Allahla bizim aramızdaki antlaşmayı tazelemek konusunda size bir öykü anlatmak istiyorum, Mustafa ve Sevil öyküsünü.

Mustafa güzel beyaz gömleğini ve ütülenmiş pantolonu giydi ve komşu köyünün yoluna çıktı. Niyeti, bir arkadaşısının düğününe gitmekti.

Kendi köyünden çıktı. Yolda Mustafa birden bir bebeğin ağlama sesini duydu. Etrafına baktı ve yolun kenarındaki otlara bırakılmış küçük bir bebek gördü. Dünyaya yeni gelmiş bu bebek çıplaktı, yıkanmamıştı, kanlar içindeydi, pisliğe bulaşmıştı. Göbek kordonu kesilmiş, ama bağlanmamıştı. Bebek acı acı ağlamaktaydı. Acaba bu bebek niçin istenilmemişti?

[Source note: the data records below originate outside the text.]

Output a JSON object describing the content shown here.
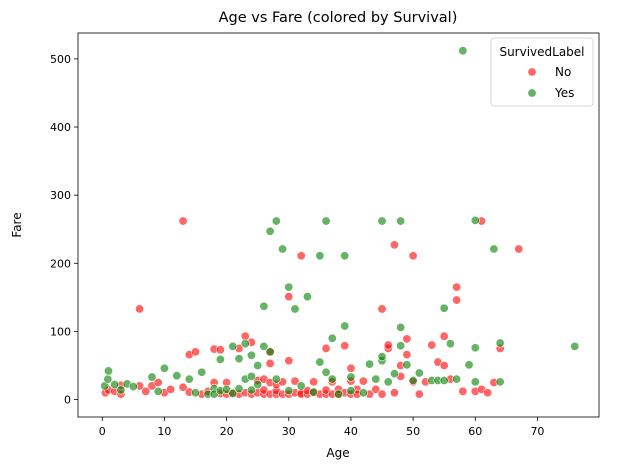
{
  "chart_data": {
    "type": "scatter",
    "title": "Age vs Fare (colored by Survival)",
    "xlabel": "Age",
    "ylabel": "Fare",
    "xlim": [
      -3.9,
      79.9
    ],
    "ylim": [
      -25.6,
      538.0
    ],
    "xticks": [
      0,
      10,
      20,
      30,
      40,
      50,
      60,
      70
    ],
    "yticks": [
      0,
      100,
      200,
      300,
      400,
      500
    ],
    "grid": false,
    "legend": {
      "title": "SurvivedLabel",
      "placement": "top-right",
      "entries": [
        {
          "label": "No",
          "color": "#ff0000"
        },
        {
          "label": "Yes",
          "color": "#008000"
        }
      ]
    },
    "series": [
      {
        "name": "No",
        "color": "#ff0000",
        "points": [
          [
            0.5,
            10
          ],
          [
            1,
            14
          ],
          [
            2,
            12
          ],
          [
            3,
            8
          ],
          [
            3,
            21
          ],
          [
            6,
            133
          ],
          [
            6,
            20
          ],
          [
            7,
            12
          ],
          [
            8,
            20
          ],
          [
            9,
            25
          ],
          [
            10,
            10
          ],
          [
            11,
            15
          ],
          [
            13,
            262
          ],
          [
            13,
            18
          ],
          [
            14,
            11
          ],
          [
            14,
            66
          ],
          [
            15,
            70
          ],
          [
            16,
            8
          ],
          [
            17,
            12
          ],
          [
            18,
            25
          ],
          [
            18,
            74
          ],
          [
            19,
            9
          ],
          [
            19,
            73
          ],
          [
            20,
            8
          ],
          [
            20,
            25
          ],
          [
            21,
            10
          ],
          [
            22,
            8
          ],
          [
            22,
            75
          ],
          [
            23,
            93
          ],
          [
            23,
            10
          ],
          [
            24,
            8
          ],
          [
            24,
            84
          ],
          [
            25,
            10
          ],
          [
            25,
            28
          ],
          [
            26,
            8
          ],
          [
            26,
            14
          ],
          [
            26,
            30
          ],
          [
            27,
            8
          ],
          [
            27,
            25
          ],
          [
            27,
            53
          ],
          [
            27,
            70
          ],
          [
            28,
            8
          ],
          [
            28,
            13
          ],
          [
            28,
            22
          ],
          [
            29,
            8
          ],
          [
            29,
            26
          ],
          [
            30,
            8
          ],
          [
            30,
            151
          ],
          [
            30,
            57
          ],
          [
            31,
            10
          ],
          [
            31,
            27
          ],
          [
            32,
            10
          ],
          [
            32,
            8
          ],
          [
            32,
            211
          ],
          [
            33,
            8
          ],
          [
            33,
            13
          ],
          [
            34,
            10
          ],
          [
            34,
            26
          ],
          [
            35,
            8
          ],
          [
            36,
            8
          ],
          [
            36,
            14
          ],
          [
            36,
            75
          ],
          [
            37,
            8
          ],
          [
            37,
            26
          ],
          [
            38,
            8
          ],
          [
            38,
            15
          ],
          [
            39,
            10
          ],
          [
            39,
            79
          ],
          [
            40,
            8
          ],
          [
            40,
            27
          ],
          [
            40,
            46
          ],
          [
            41,
            15
          ],
          [
            41,
            8
          ],
          [
            42,
            27
          ],
          [
            43,
            8
          ],
          [
            44,
            15
          ],
          [
            45,
            8
          ],
          [
            45,
            133
          ],
          [
            46,
            75
          ],
          [
            46,
            80
          ],
          [
            47,
            227
          ],
          [
            47,
            10
          ],
          [
            48,
            34
          ],
          [
            48,
            50
          ],
          [
            49,
            66
          ],
          [
            49,
            89
          ],
          [
            50,
            26
          ],
          [
            50,
            211
          ],
          [
            51,
            8
          ],
          [
            52,
            26
          ],
          [
            53,
            80
          ],
          [
            54,
            55
          ],
          [
            55,
            93
          ],
          [
            55,
            50
          ],
          [
            56,
            30
          ],
          [
            57,
            165
          ],
          [
            57,
            146
          ],
          [
            58,
            12
          ],
          [
            60,
            12
          ],
          [
            61,
            262
          ],
          [
            61,
            15
          ],
          [
            62,
            10
          ],
          [
            63,
            25
          ],
          [
            64,
            75
          ],
          [
            67,
            221
          ]
        ]
      },
      {
        "name": "Yes",
        "color": "#008000",
        "points": [
          [
            0.4,
            20
          ],
          [
            0.9,
            30
          ],
          [
            1,
            42
          ],
          [
            2,
            22
          ],
          [
            3,
            14
          ],
          [
            4,
            23
          ],
          [
            5,
            19
          ],
          [
            8,
            33
          ],
          [
            9,
            12
          ],
          [
            10,
            46
          ],
          [
            12,
            35
          ],
          [
            14,
            30
          ],
          [
            15,
            10
          ],
          [
            16,
            40
          ],
          [
            17,
            8
          ],
          [
            18,
            16
          ],
          [
            18,
            8
          ],
          [
            19,
            59
          ],
          [
            19,
            13
          ],
          [
            20,
            15
          ],
          [
            21,
            9
          ],
          [
            21,
            78
          ],
          [
            22,
            60
          ],
          [
            22,
            16
          ],
          [
            23,
            30
          ],
          [
            23,
            82
          ],
          [
            24,
            14
          ],
          [
            24,
            65
          ],
          [
            24,
            34
          ],
          [
            25,
            22
          ],
          [
            25,
            50
          ],
          [
            26,
            78
          ],
          [
            26,
            137
          ],
          [
            27,
            247
          ],
          [
            27,
            70
          ],
          [
            28,
            262
          ],
          [
            28,
            30
          ],
          [
            29,
            221
          ],
          [
            30,
            165
          ],
          [
            30,
            13
          ],
          [
            31,
            133
          ],
          [
            32,
            20
          ],
          [
            33,
            151
          ],
          [
            34,
            11
          ],
          [
            35,
            211
          ],
          [
            35,
            55
          ],
          [
            36,
            262
          ],
          [
            36,
            40
          ],
          [
            37,
            90
          ],
          [
            37,
            30
          ],
          [
            38,
            8
          ],
          [
            39,
            211
          ],
          [
            39,
            108
          ],
          [
            40,
            33
          ],
          [
            40,
            13
          ],
          [
            42,
            10
          ],
          [
            43,
            52
          ],
          [
            44,
            30
          ],
          [
            45,
            262
          ],
          [
            45,
            57
          ],
          [
            45,
            63
          ],
          [
            46,
            26
          ],
          [
            47,
            38
          ],
          [
            48,
            262
          ],
          [
            48,
            106
          ],
          [
            48,
            79
          ],
          [
            49,
            51
          ],
          [
            50,
            28
          ],
          [
            51,
            39
          ],
          [
            53,
            28
          ],
          [
            54,
            28
          ],
          [
            55,
            134
          ],
          [
            55,
            28
          ],
          [
            56,
            82
          ],
          [
            57,
            30
          ],
          [
            59,
            51
          ],
          [
            60,
            263
          ],
          [
            60,
            76
          ],
          [
            60,
            26
          ],
          [
            63,
            221
          ],
          [
            64,
            83
          ],
          [
            64,
            26
          ],
          [
            76,
            78
          ],
          [
            58,
            512
          ]
        ]
      }
    ]
  }
}
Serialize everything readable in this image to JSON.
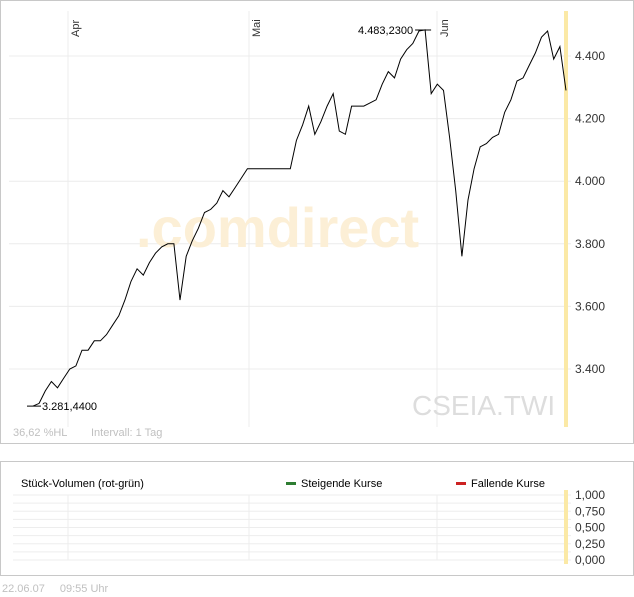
{
  "chart_data": [
    {
      "type": "line",
      "symbol_watermark": "CSEIA.TWI",
      "brand_watermark": ".comdirect",
      "x_month_labels": [
        "Apr",
        "Mai",
        "Jun"
      ],
      "y_ticks": [
        "3.400",
        "3.600",
        "3.800",
        "4.000",
        "4.200",
        "4.400"
      ],
      "ylim": [
        3200,
        4560
      ],
      "min_label": "3.281,4400",
      "max_label": "4.483,2300",
      "min_value": 3281.44,
      "max_value": 4483.23,
      "info_left": "36,62 %HL",
      "info_interval": "Intervall: 1 Tag",
      "series": [
        {
          "values": [
            3281.44,
            3290,
            3330,
            3360,
            3340,
            3370,
            3400,
            3410,
            3460,
            3460,
            3490,
            3490,
            3510,
            3540,
            3570,
            3620,
            3680,
            3720,
            3700,
            3740,
            3770,
            3790,
            3800,
            3800,
            3620,
            3760,
            3810,
            3850,
            3900,
            3910,
            3930,
            3970,
            3950,
            3980,
            4010,
            4040,
            4040,
            4040,
            4040,
            4040,
            4040,
            4040,
            4040,
            4130,
            4180,
            4240,
            4150,
            4190,
            4240,
            4280,
            4160,
            4150,
            4240,
            4240,
            4240,
            4250,
            4260,
            4310,
            4350,
            4330,
            4390,
            4420,
            4440,
            4480,
            4483.23,
            4280,
            4310,
            4290,
            4140,
            3970,
            3760,
            3940,
            4040,
            4110,
            4120,
            4140,
            4150,
            4220,
            4260,
            4320,
            4330,
            4370,
            4410,
            4460,
            4480,
            4390,
            4430,
            4290
          ]
        }
      ]
    },
    {
      "type": "bar",
      "title": "Stück-Volumen (rot-grün)",
      "legend": [
        {
          "label": "Steigende Kurse",
          "color": "#2e7d32"
        },
        {
          "label": "Fallende Kurse",
          "color": "#cc2222"
        }
      ],
      "y_ticks": [
        "1,000",
        "0,750",
        "0,500",
        "0,250",
        "0,000"
      ],
      "ylim": [
        0,
        1
      ]
    }
  ],
  "footer": {
    "date": "22.06.07",
    "time": "09:55 Uhr"
  }
}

Herhalde anası hiçbir çıkış yolu bulamamış da, bu zavallı insancığı aceleyle tarlaya atmıştı. Bellidir ki, bu bebek yaşamayacaktı, ölüme terk edilmişti.

Mustafa bir süre bebeğe baktı, sonra derin bir ah çekti ve yoluna devam etti. Birkaç adım attı, sonra durdu. Bu bebek ölecek ve kendisi düğüne gidecek, öyle mi? Hayır, bu olamazdı.

Mustafa bebeğin yanına döndü, onu kucağına aldı ve ona: "Yaşayacaksın, sana elimden ne kadar gelirse iyi bakacam" dedi.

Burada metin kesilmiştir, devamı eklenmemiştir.